Eine Stadt steht unter Terrorismus-Verdacht

Das britische Luton ist sozialer Brennpunkt — und Brutstätte radikaler Muslime.

London. Politischer Fundamentalismus rückt die Sadt Luton erneut ins Rampenlicht: Der Attentäter von Stockholm hat mit seiner Ehefrau und zwei kleinen Kindern in der Kommune nördlich von London gewohnt und dort auch studiert. In England gilt der Ort nicht erst seit dem Wochenende als Brutstätte radikaler Strömungen. Probleme mit Islamisten stehen so häufig in den Schlagzeilen, dass die britische Boulevardpresse einige Wohngegenden bereits als „El-Kaida-Alleen“ verspottet.

Dass nun die Spur des Stockholmer Selbstmordattentäters Taimour al-Abdaly dorthin führt, weckt in Großbritannien Erinnerungen an einen anderen verheerenden Anschlag: In Luton trafen sich auch jene Extremisten, die bei den Terroranschlägen von London 52 Menschen in den Tod rissen.
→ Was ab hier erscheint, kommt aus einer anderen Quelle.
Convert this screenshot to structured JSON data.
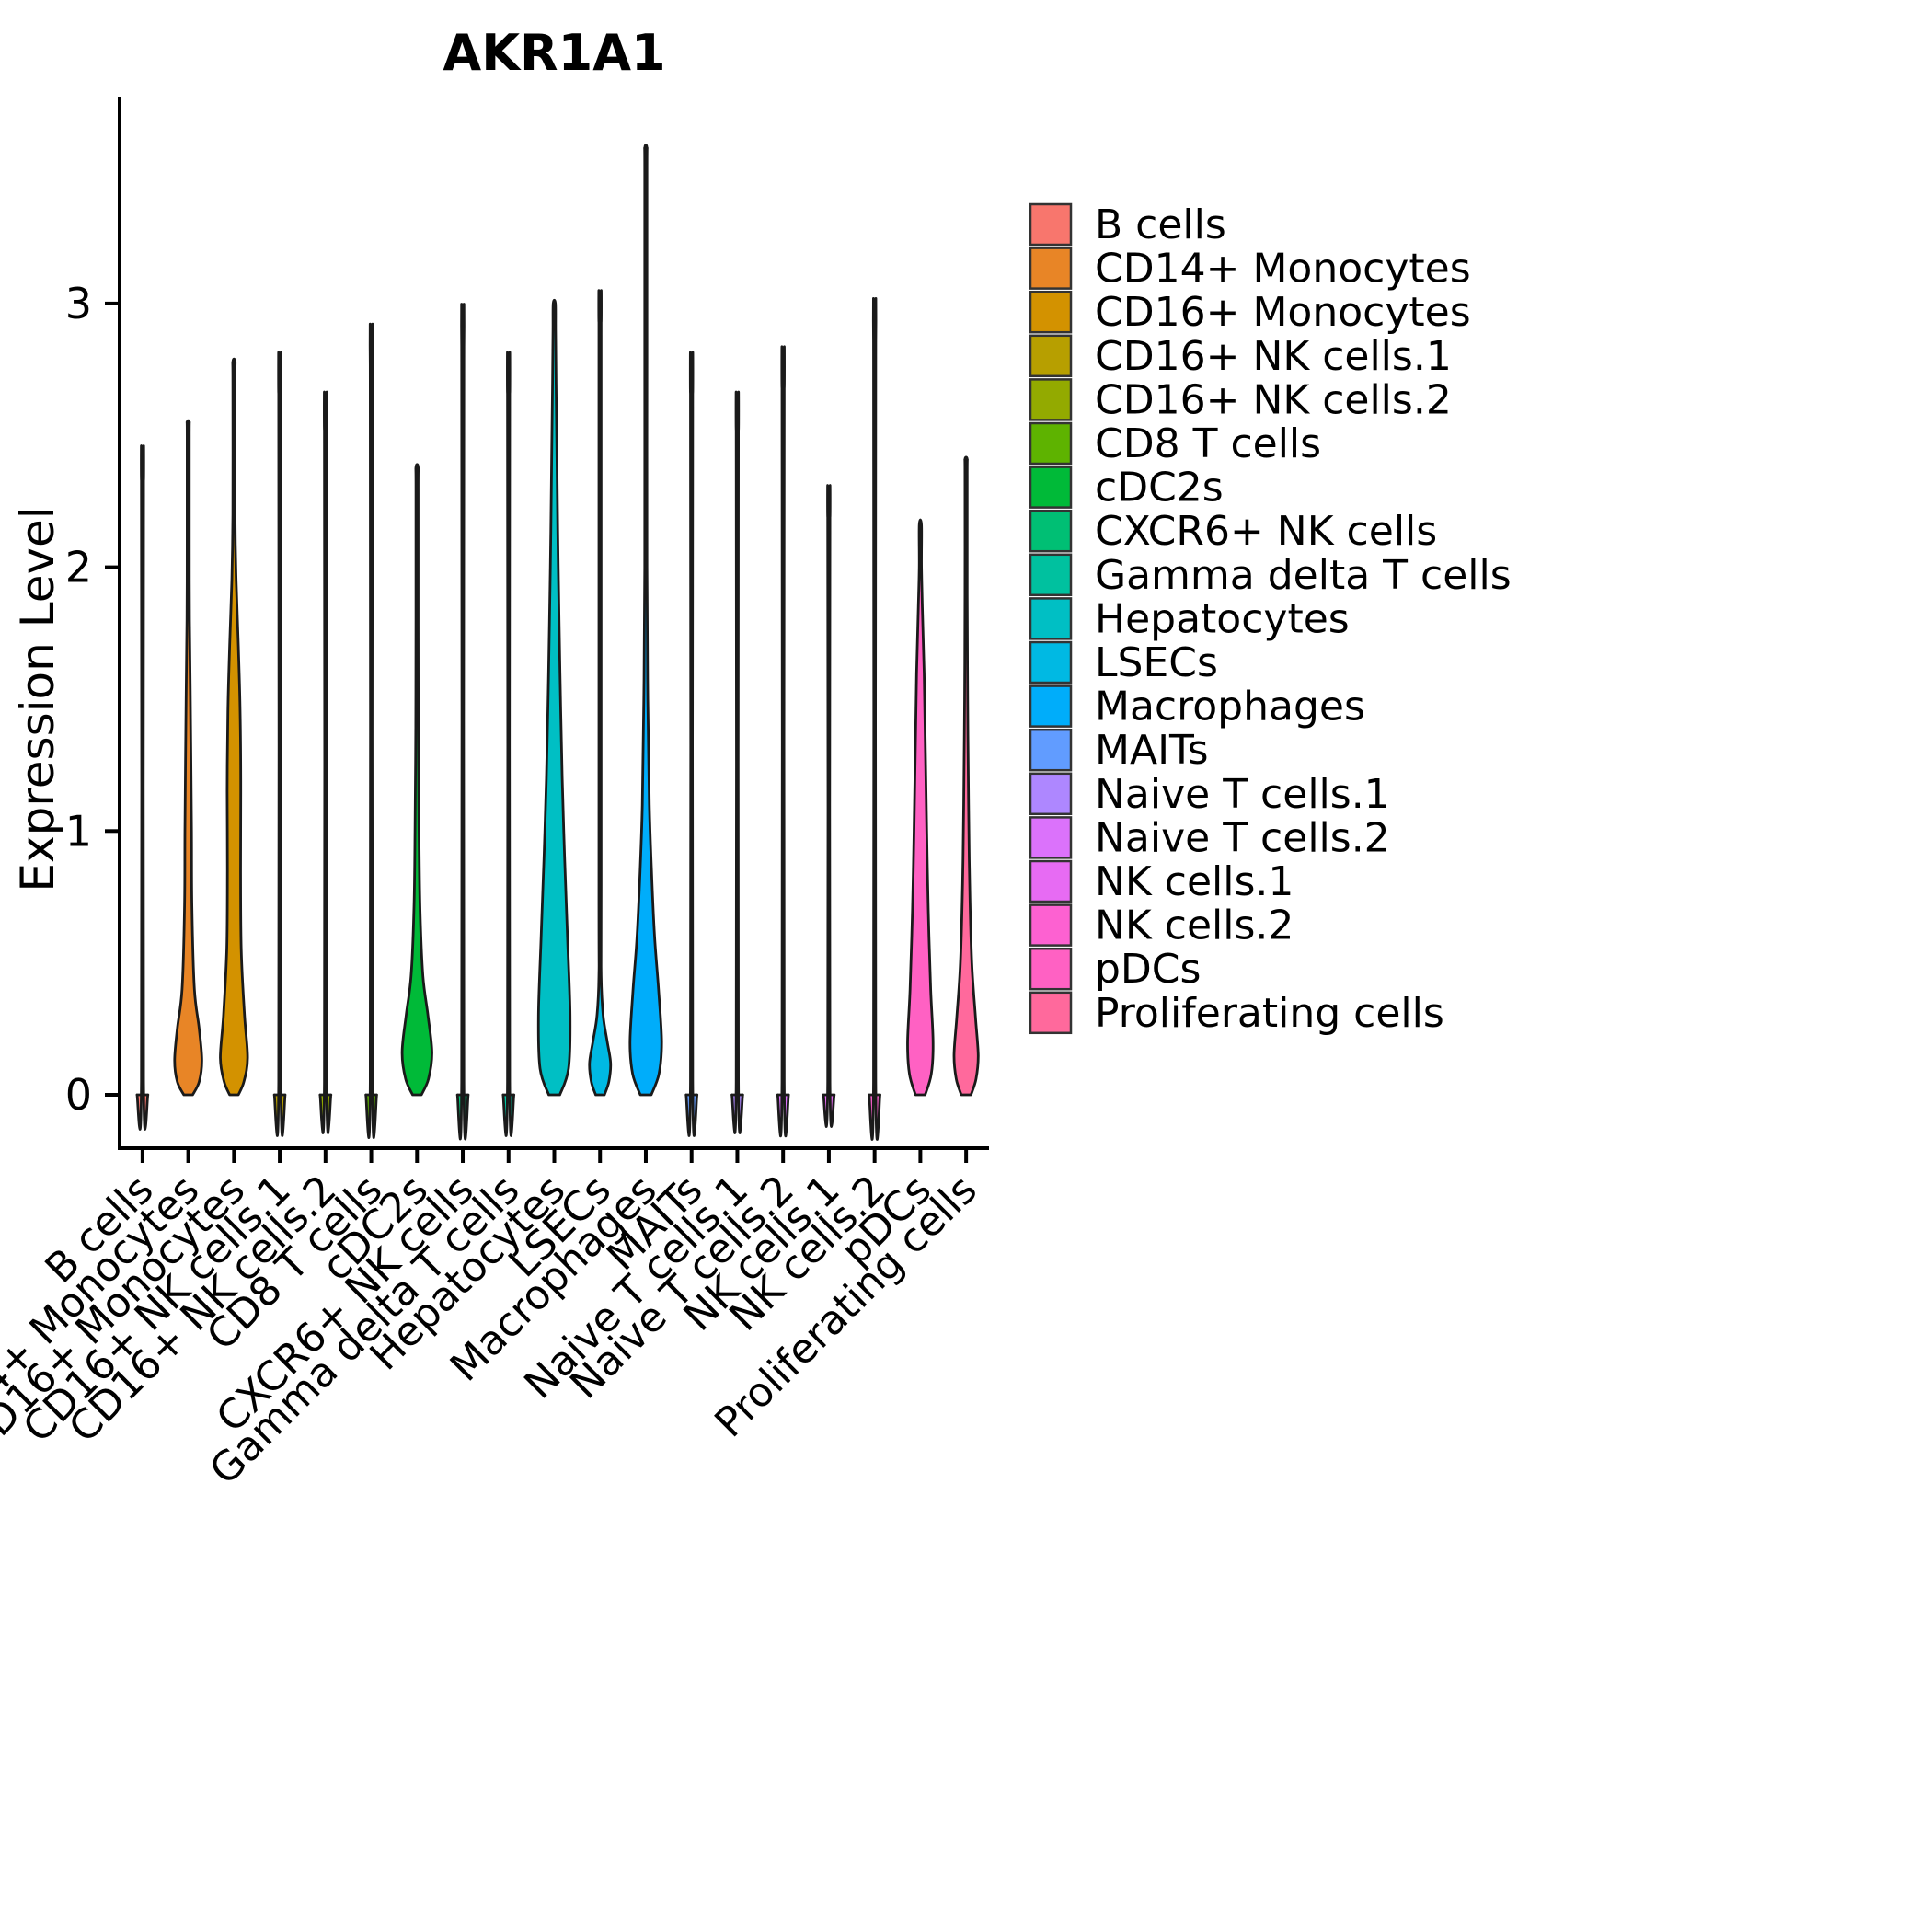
{
  "chart_data": {
    "type": "violin",
    "title": "AKR1A1",
    "ylabel": "Expression Level",
    "yticks": [
      0,
      1,
      2,
      3
    ],
    "ylim": [
      0,
      3.78
    ],
    "grid": false,
    "legend_position": "right",
    "background": "#FFFFFF",
    "axis_color": "#000000",
    "outline_color": "#1A1A1A",
    "categories": [
      {
        "name": "B cells",
        "color": "#F8766D",
        "max": 2.33,
        "profile": [
          [
            0,
            0.25
          ],
          [
            0.05,
            0.025
          ],
          [
            2.28,
            0.016
          ],
          [
            2.33,
            0.014
          ]
        ]
      },
      {
        "name": "CD14+ Monocytes",
        "color": "#E88526",
        "max": 2.55,
        "profile": [
          [
            0,
            0.2
          ],
          [
            0.05,
            0.5
          ],
          [
            0.13,
            0.62
          ],
          [
            0.25,
            0.5
          ],
          [
            0.4,
            0.28
          ],
          [
            0.7,
            0.17
          ],
          [
            1.0,
            0.15
          ],
          [
            1.4,
            0.11
          ],
          [
            1.8,
            0.06
          ],
          [
            2.1,
            0.035
          ],
          [
            2.5,
            0.018
          ],
          [
            2.55,
            0.015
          ]
        ]
      },
      {
        "name": "CD16+ Monocytes",
        "color": "#D39200",
        "max": 2.78,
        "profile": [
          [
            0,
            0.2
          ],
          [
            0.05,
            0.45
          ],
          [
            0.14,
            0.62
          ],
          [
            0.3,
            0.48
          ],
          [
            0.55,
            0.33
          ],
          [
            0.85,
            0.3
          ],
          [
            1.15,
            0.31
          ],
          [
            1.45,
            0.28
          ],
          [
            1.7,
            0.2
          ],
          [
            1.95,
            0.1
          ],
          [
            2.2,
            0.04
          ],
          [
            2.7,
            0.018
          ],
          [
            2.78,
            0.015
          ]
        ]
      },
      {
        "name": "CD16+ NK cells.1",
        "color": "#B79F00",
        "max": 2.66,
        "profile": [
          [
            0,
            0.25
          ],
          [
            0.05,
            0.025
          ],
          [
            2.61,
            0.016
          ],
          [
            2.66,
            0.014
          ]
        ]
      },
      {
        "name": "CD16+ NK cells.2",
        "color": "#93AA00",
        "max": 2.52,
        "profile": [
          [
            0,
            0.25
          ],
          [
            0.05,
            0.025
          ],
          [
            2.47,
            0.016
          ],
          [
            2.52,
            0.014
          ]
        ]
      },
      {
        "name": "CD8 T cells",
        "color": "#5EB300",
        "max": 2.76,
        "profile": [
          [
            0,
            0.25
          ],
          [
            0.05,
            0.025
          ],
          [
            2.71,
            0.016
          ],
          [
            2.76,
            0.014
          ]
        ]
      },
      {
        "name": "cDC2s",
        "color": "#00BA38",
        "max": 2.38,
        "profile": [
          [
            0,
            0.2
          ],
          [
            0.06,
            0.52
          ],
          [
            0.16,
            0.68
          ],
          [
            0.3,
            0.5
          ],
          [
            0.45,
            0.27
          ],
          [
            0.7,
            0.14
          ],
          [
            1.0,
            0.09
          ],
          [
            1.4,
            0.06
          ],
          [
            1.8,
            0.04
          ],
          [
            2.3,
            0.018
          ],
          [
            2.38,
            0.015
          ]
        ]
      },
      {
        "name": "CXCR6+ NK cells",
        "color": "#00BF74",
        "max": 2.83,
        "profile": [
          [
            0,
            0.25
          ],
          [
            0.05,
            0.025
          ],
          [
            2.78,
            0.016
          ],
          [
            2.83,
            0.014
          ]
        ]
      },
      {
        "name": "Gamma delta T cells",
        "color": "#00C19F",
        "max": 2.66,
        "profile": [
          [
            0,
            0.25
          ],
          [
            0.05,
            0.025
          ],
          [
            2.61,
            0.016
          ],
          [
            2.66,
            0.014
          ]
        ]
      },
      {
        "name": "Hepatocytes",
        "color": "#00BFC4",
        "max": 3.0,
        "profile": [
          [
            0,
            0.25
          ],
          [
            0.1,
            0.65
          ],
          [
            0.3,
            0.72
          ],
          [
            0.6,
            0.6
          ],
          [
            0.9,
            0.47
          ],
          [
            1.2,
            0.36
          ],
          [
            1.6,
            0.26
          ],
          [
            2.0,
            0.18
          ],
          [
            2.4,
            0.12
          ],
          [
            2.7,
            0.08
          ],
          [
            2.9,
            0.06
          ],
          [
            3.0,
            0.05
          ]
        ]
      },
      {
        "name": "LSECs",
        "color": "#00B9E3",
        "max": 2.93,
        "profile": [
          [
            0,
            0.2
          ],
          [
            0.05,
            0.4
          ],
          [
            0.12,
            0.48
          ],
          [
            0.2,
            0.33
          ],
          [
            0.3,
            0.14
          ],
          [
            0.45,
            0.05
          ],
          [
            0.8,
            0.025
          ],
          [
            2.88,
            0.016
          ],
          [
            2.93,
            0.014
          ]
        ]
      },
      {
        "name": "Macrophages",
        "color": "#00ADFA",
        "max": 3.59,
        "profile": [
          [
            0,
            0.25
          ],
          [
            0.08,
            0.6
          ],
          [
            0.2,
            0.72
          ],
          [
            0.4,
            0.58
          ],
          [
            0.6,
            0.4
          ],
          [
            0.85,
            0.26
          ],
          [
            1.1,
            0.16
          ],
          [
            1.5,
            0.09
          ],
          [
            2.0,
            0.05
          ],
          [
            2.8,
            0.025
          ],
          [
            3.5,
            0.016
          ],
          [
            3.59,
            0.014
          ]
        ]
      },
      {
        "name": "MAITs",
        "color": "#619CFF",
        "max": 2.66,
        "profile": [
          [
            0,
            0.25
          ],
          [
            0.05,
            0.025
          ],
          [
            2.61,
            0.016
          ],
          [
            2.66,
            0.014
          ]
        ]
      },
      {
        "name": "Naive T cells.1",
        "color": "#AE87FF",
        "max": 2.52,
        "profile": [
          [
            0,
            0.25
          ],
          [
            0.05,
            0.025
          ],
          [
            2.47,
            0.016
          ],
          [
            2.52,
            0.014
          ]
        ]
      },
      {
        "name": "Naive T cells.2",
        "color": "#DB72FB",
        "max": 2.68,
        "profile": [
          [
            0,
            0.25
          ],
          [
            0.05,
            0.025
          ],
          [
            2.63,
            0.016
          ],
          [
            2.68,
            0.014
          ]
        ]
      },
      {
        "name": "NK cells.1",
        "color": "#E76BF3",
        "max": 2.19,
        "profile": [
          [
            0,
            0.25
          ],
          [
            0.05,
            0.025
          ],
          [
            2.14,
            0.016
          ],
          [
            2.19,
            0.014
          ]
        ]
      },
      {
        "name": "NK cells.2",
        "color": "#FD61D1",
        "max": 2.85,
        "profile": [
          [
            0,
            0.25
          ],
          [
            0.05,
            0.025
          ],
          [
            2.8,
            0.016
          ],
          [
            2.85,
            0.014
          ]
        ]
      },
      {
        "name": "pDCs",
        "color": "#FF61C3",
        "max": 2.16,
        "profile": [
          [
            0,
            0.22
          ],
          [
            0.08,
            0.5
          ],
          [
            0.2,
            0.58
          ],
          [
            0.4,
            0.47
          ],
          [
            0.7,
            0.36
          ],
          [
            1.0,
            0.29
          ],
          [
            1.3,
            0.23
          ],
          [
            1.6,
            0.17
          ],
          [
            1.85,
            0.09
          ],
          [
            2.0,
            0.04
          ],
          [
            2.16,
            0.02
          ]
        ]
      },
      {
        "name": "Proliferating cells",
        "color": "#FF699C",
        "max": 2.41,
        "profile": [
          [
            0,
            0.22
          ],
          [
            0.06,
            0.45
          ],
          [
            0.15,
            0.55
          ],
          [
            0.3,
            0.42
          ],
          [
            0.5,
            0.26
          ],
          [
            0.8,
            0.16
          ],
          [
            1.1,
            0.11
          ],
          [
            1.5,
            0.07
          ],
          [
            1.9,
            0.04
          ],
          [
            2.35,
            0.02
          ],
          [
            2.41,
            0.016
          ]
        ]
      }
    ]
  }
}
Sie hatten am 7. Juli 2005 den Zug von Luton zum Bahnhof King’s Cross in der britischen Hauptstadt genommen, bevor sie Bomben in U-Bahnen und Bussen detonieren ließen.

Der Iraker Al-Abdaly (29) war mit seinen Eltern als Elfjähriger nach Schweden gezogen, im Jahr 2001 kam er nach Großbritannien. Er war verheiratet, hatte zwei kleine Kinder und war nach Berichten britischer Medien in zahlreichen Internetforen aktiv — angeblich auch, um eine weitere Ehefrau zu finden. Al-Abdaly galt als unauffällig — Nachbarn bezeichnen ihn als „nett“. An der Universität Bedfordshire hatte er vor sechs Jahren einen Bachelor-Abschluss in Sport- und Bewegungstherapie gemacht.

Durch wen und wie der 29-Jährige radikalisiert worden ist, wird nun auch eine zentrale Frage für die britischen Ermittler sein. Der Ort Luton wird dabei ohne Zweifel im Mittelpunkt dieser Überlegungen stehen.

Die Stadt, in der sich nach dem Zweiten Weltkrieg vor allem Iren niederließen, um in der Vauxhall-Fabrik zu arbeiten, kämpft seit Auslagerung großer Teile der Produktion auch mit wirtschaftlichen Problemen.

Spannungen zwischen pakistanisch-stämmigen Muslimen und osteuropäischen Zuwanderern, die vor allem wegen der Billig-Flugverbindungen am Airport Luton herziehen, nehmen zu. Jeder Zehnte der 200 000 Einwohner ist Muslim; am Ort ruft morgens ein Muezzin zum Gebet in die bereits mehr als zehn Moscheen der Stadt.